I'm trying to figure out what is the most efficient way to store time-value pairs in pytables. I'm using pytables since I'm dealing with huge ammounts of data. I will need to perform calculations on the data (average, interpolate, etc.). I don't know the number of rows ahead of time.

I know that an EArray can be appended to, much like a Table. Is there a reason to chose one over the other?

Given my simple data structure (homogeneous time-value pairs) i figured an EArray would be faster/most efficient, but the following quote from the pytables creator himself threw me off:

"...PyTables is specially tuned for, well, tables.
And these entities wear special I/O buffers and query engines that are fined tuned for maximum speed. *Array objects do not wear the same machinery."quote location


Solution

  • If the columns have some particular meaning or name, then you should definitely use a Table.
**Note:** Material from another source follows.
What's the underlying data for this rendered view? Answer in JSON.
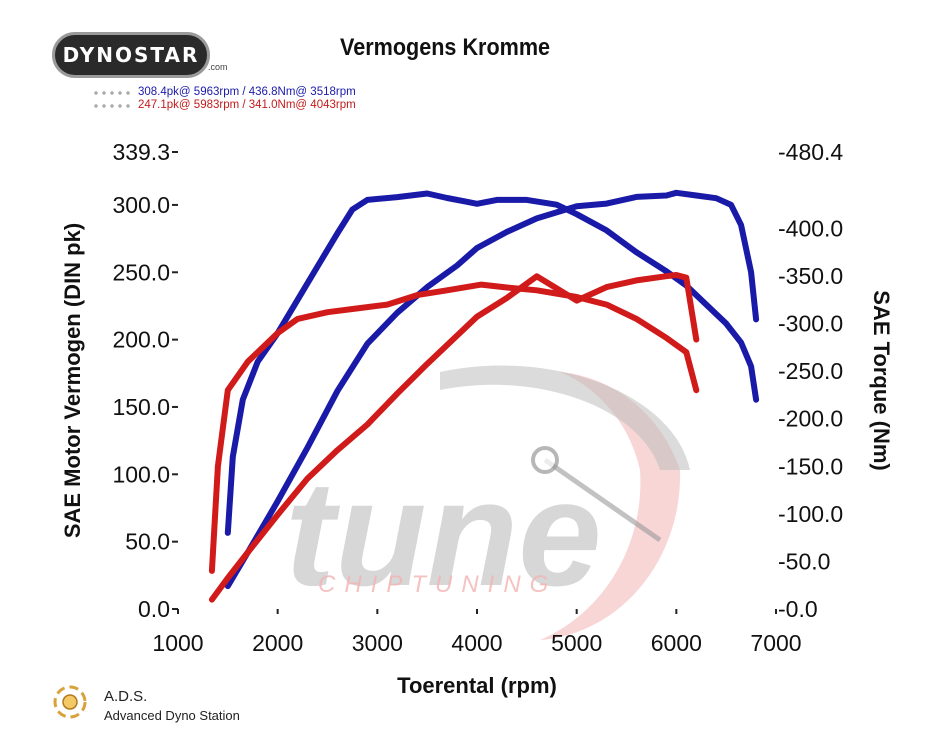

    The efficiency largely depends on what kinds of operations you are doing on the data. Most of the time there won't be much of a difference. EArray might be faster for row-access, Tables are probably slightly better at column access, and they should be very similar for whole Table/EArray access.

    Of course, the moment you want to do something more than simply access element and instead want to query or transform the data, you should use a Table. Tables are really built up around this idea of querying, via where() methods, and indexing, which makes such operations very fast. EArrays lack this infrastructure and are therefore slower.